Tuesday 25 August 2020

Last Days of Summer 1: What I Forgot To Post Yesterday!

 I have decided to shack up with the Fedcap people. I may regret this decision - they  may regret this decision!

I'm still unconvinced and I'm still apprehensive as to the consequences in terms of being obligated once signed up. Fortunately I haven't yet signed anything.

That said, I had asked what support they provide for mental health. This was the reply

"Thanks for you email … we have a community Provision Coordinator who will sign post anyone that requests specialist help"

Unfortunate, that is not what the information pamphlet they sent earlier says:

"We have a team of employability and health experts who will work with you every step of your journey to make sure that you are getting the right level of support to help you overcome your personal and work-related barriers."

and:

"one to one support from qualified health professionals"

At best they will not be providing that one to one support.
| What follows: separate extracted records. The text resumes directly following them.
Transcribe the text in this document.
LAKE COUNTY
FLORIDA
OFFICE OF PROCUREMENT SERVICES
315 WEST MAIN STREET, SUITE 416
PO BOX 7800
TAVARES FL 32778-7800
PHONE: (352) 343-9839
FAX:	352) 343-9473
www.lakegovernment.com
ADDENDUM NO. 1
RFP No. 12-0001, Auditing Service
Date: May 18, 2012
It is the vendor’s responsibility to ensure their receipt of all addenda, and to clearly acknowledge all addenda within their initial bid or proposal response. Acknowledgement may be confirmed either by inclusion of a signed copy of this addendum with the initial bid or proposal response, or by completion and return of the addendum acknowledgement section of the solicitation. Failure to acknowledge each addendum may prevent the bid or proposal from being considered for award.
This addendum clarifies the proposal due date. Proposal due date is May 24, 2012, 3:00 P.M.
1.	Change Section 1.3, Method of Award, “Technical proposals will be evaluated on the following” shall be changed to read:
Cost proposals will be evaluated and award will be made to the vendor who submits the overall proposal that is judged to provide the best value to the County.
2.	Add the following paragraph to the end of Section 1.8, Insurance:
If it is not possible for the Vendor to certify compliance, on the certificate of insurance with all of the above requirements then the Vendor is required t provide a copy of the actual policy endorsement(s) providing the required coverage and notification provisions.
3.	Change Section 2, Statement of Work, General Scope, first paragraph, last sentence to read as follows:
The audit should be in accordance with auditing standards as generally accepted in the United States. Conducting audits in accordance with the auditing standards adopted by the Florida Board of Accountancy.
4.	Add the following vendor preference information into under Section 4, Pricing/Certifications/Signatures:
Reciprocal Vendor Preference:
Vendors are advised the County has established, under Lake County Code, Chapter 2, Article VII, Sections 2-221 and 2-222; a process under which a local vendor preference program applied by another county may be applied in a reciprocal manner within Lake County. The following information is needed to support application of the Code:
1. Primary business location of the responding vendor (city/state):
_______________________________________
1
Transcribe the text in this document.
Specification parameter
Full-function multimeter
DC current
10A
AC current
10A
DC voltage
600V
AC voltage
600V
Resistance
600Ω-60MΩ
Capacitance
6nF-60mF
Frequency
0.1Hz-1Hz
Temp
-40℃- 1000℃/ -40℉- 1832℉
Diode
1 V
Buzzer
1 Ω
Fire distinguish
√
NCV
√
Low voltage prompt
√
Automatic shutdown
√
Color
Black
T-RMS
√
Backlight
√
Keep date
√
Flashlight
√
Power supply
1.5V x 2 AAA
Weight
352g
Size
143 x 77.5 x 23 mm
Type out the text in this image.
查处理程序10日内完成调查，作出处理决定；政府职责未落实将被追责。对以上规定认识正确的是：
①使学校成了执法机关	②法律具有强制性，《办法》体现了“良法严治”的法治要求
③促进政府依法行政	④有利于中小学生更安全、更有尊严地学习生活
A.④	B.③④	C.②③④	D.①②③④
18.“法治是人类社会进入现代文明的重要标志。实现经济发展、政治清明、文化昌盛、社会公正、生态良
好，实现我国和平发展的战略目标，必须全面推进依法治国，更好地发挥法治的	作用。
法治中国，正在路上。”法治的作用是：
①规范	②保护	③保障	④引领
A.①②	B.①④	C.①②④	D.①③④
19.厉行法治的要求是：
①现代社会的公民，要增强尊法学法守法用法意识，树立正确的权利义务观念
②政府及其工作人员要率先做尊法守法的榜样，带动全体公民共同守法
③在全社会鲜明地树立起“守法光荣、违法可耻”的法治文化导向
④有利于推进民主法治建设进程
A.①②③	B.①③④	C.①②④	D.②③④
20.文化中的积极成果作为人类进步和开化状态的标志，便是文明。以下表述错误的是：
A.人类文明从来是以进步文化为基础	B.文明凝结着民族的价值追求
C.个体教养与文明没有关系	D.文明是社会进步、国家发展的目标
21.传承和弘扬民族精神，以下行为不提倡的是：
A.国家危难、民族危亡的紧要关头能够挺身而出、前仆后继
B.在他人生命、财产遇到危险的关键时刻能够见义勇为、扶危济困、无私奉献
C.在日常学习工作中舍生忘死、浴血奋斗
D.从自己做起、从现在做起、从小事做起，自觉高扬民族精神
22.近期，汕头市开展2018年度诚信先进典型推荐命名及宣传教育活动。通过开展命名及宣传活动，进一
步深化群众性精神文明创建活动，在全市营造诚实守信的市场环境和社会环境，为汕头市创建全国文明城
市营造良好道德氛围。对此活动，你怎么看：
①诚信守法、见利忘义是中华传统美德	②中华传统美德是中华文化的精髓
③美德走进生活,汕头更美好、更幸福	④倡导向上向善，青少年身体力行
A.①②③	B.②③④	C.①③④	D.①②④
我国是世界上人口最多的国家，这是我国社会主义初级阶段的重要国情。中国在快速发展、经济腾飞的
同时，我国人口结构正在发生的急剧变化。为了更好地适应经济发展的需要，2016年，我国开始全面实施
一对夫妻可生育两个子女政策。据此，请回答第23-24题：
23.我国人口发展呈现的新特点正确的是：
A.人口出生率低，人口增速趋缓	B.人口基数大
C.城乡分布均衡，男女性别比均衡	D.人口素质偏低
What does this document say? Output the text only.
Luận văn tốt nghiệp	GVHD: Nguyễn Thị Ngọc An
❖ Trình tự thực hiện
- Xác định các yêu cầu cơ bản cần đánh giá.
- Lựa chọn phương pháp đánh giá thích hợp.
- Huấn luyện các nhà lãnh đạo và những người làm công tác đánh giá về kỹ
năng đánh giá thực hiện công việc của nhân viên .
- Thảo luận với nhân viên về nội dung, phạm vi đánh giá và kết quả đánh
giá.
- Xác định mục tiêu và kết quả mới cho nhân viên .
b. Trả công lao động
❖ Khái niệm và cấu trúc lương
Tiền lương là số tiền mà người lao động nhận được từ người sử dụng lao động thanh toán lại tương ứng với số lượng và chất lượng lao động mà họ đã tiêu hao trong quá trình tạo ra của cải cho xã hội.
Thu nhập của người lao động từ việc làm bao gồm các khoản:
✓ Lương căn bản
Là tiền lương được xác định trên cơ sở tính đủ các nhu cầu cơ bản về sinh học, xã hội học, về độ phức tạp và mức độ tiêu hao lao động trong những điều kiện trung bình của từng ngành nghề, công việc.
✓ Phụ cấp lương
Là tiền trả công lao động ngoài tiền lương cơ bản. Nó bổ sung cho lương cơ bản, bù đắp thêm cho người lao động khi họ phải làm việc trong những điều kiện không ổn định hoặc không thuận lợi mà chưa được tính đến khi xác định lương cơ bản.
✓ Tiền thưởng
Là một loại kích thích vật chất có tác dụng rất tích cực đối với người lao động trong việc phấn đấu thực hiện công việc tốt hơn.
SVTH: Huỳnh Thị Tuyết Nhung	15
The people they sign post you to (if they exist) would have to do that. This is a problem because it could end up like my experience with the Work Programme wherein the ill informed and unhelpful adviser was under the impression - somehow - that people with mental health issues would be accompanied by support workers. Moreover, in liue of the presence of such it would be assumed there were no health issues, which is of course questionable logic. This is the kind of pernicious thinking that I'm concerned about. However I see little alternative. I will just have to be mindful and refuse to sign anything without satisfying my own insecurities first.

If that isn't satisfactory for them, too bad.

But I can't help feeling the way these organisations are set up, with this 'customer led' approach, is ultimately about avoiding responsibility and victim blaming. Sure they might, hopefully, be helpful. But since it's impossible to pin them down on what they actually can do, specifically, it leaves them free to avoid responsibility for not providing a service. Instead they can just point to the 'customer' being difficult. It isn't 'being difficult' when you are constrained by the system. The service itself is already limited by the needs and means of capitalism and the dictates of the ruling class (ie the DWP). It isn't free to operate independently. It doesn't list a menu of services. It's beholden to whomever funds it. All of these elements are problematic.